# Discrete: Recurrence relation for sum of integer using only 2's and 3's.

1. Apr 23, 2012

### praecox

1. The problem statement, all variables and given/known data
Find a recurrence relation for Tn, the number of ways to write an integer n as the sum of terms, each of which is 2 or 3, and the order matters. [So 2+3 and 3+2 are different sums for 5.]

2. Relevant equations

(if I had one, this would be easier)

3. The attempt at a solution
So I tried at first to just map out some of the smaller n's:
T0=0
T1=0
T2=1
T3=1
T4=2 (2+2) & (2'+2)
T5=2 (as above)

A nice pattern seemed to emerge for a moment, but then it fell apart:
T6 had (2+2'+2'') and it's permutations (3!=6) and (3+3') and it's 2 permutations. So T6=8.
But T7 only has (2+2'+3) and it's 6 permutations, so T7=6.

I'm thinking that f(n) is probably dependent on f(n/3) or f(n/2), or both. I don't think it's going to be a simple f(n) based on f(n-1)... but I could be wrong.

It seems like when finding recurrence relations you just have to have an aha! moment - and I'm not having one on this. Any help would be awesome!

FYI: I'm using 2' and 2'' just to keep track of the permutations, since order matters, just to help me remember that (2+2')≠(2'+2).
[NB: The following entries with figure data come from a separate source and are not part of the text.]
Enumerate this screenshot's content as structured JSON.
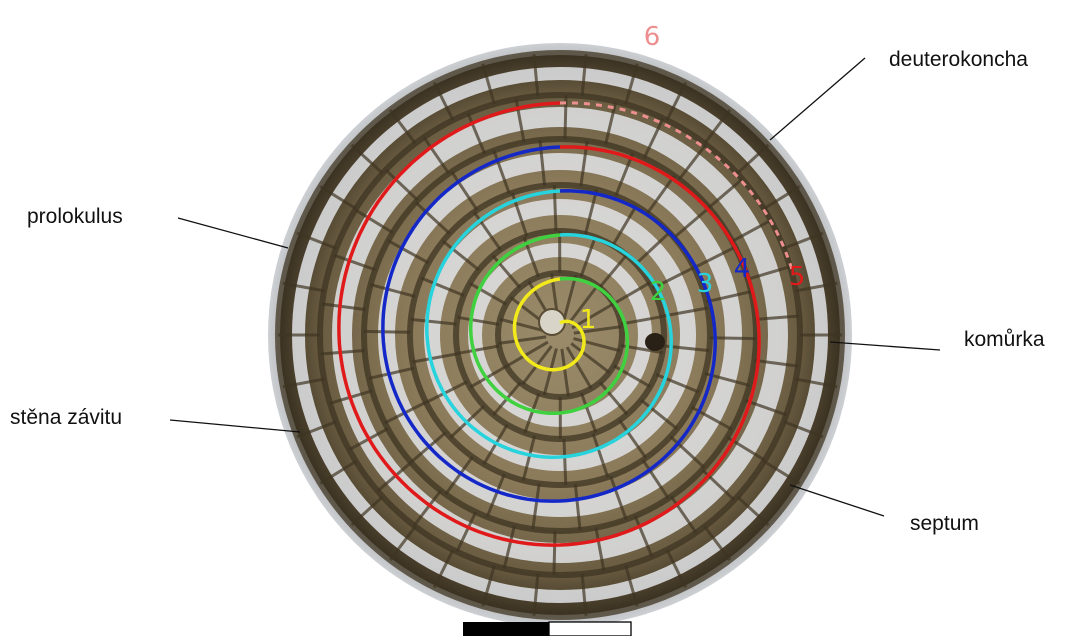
{
  "labels": {
    "deuterokoncha": "deuterokoncha",
    "prolokulus": "prolokulus",
    "komurka": "komůrka",
    "stena_zavitu": "stěna závitu",
    "septum": "septum"
  },
  "whorls": [
    {
      "number": "1",
      "color": "#f2ea1a"
    },
    {
      "number": "2",
      "color": "#3fd13f"
    },
    {
      "number": "3",
      "color": "#27d3dc"
    },
    {
      "number": "4",
      "color": "#1428c8"
    },
    {
      "number": "5",
      "color": "#e01a1a"
    },
    {
      "number": "6",
      "color": "#ee8f8f"
    }
  ],
  "colors": {
    "shell_background": "#8a7a5c",
    "chamber_fill": "#e2e4e8",
    "wall_dark": "#3e3422",
    "leader_line": "#111111",
    "scale_bar_black": "#000000",
    "scale_bar_white": "#ffffff"
  }
}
EDIT: I misunderstood the problem. The permutations of 2's and 3's, like in the above sums of 5, have order matter. But for 2+2+2...+2, order does not matter. So I think I actually have it now:

T0=0
T1=0
T2=1
T3=1
T4=1 (2+2)
T5=2 (as above)
etc...

So for n>3, f(n)=f(n-2)+f(n-3).

Last edited: Apr 23, 2012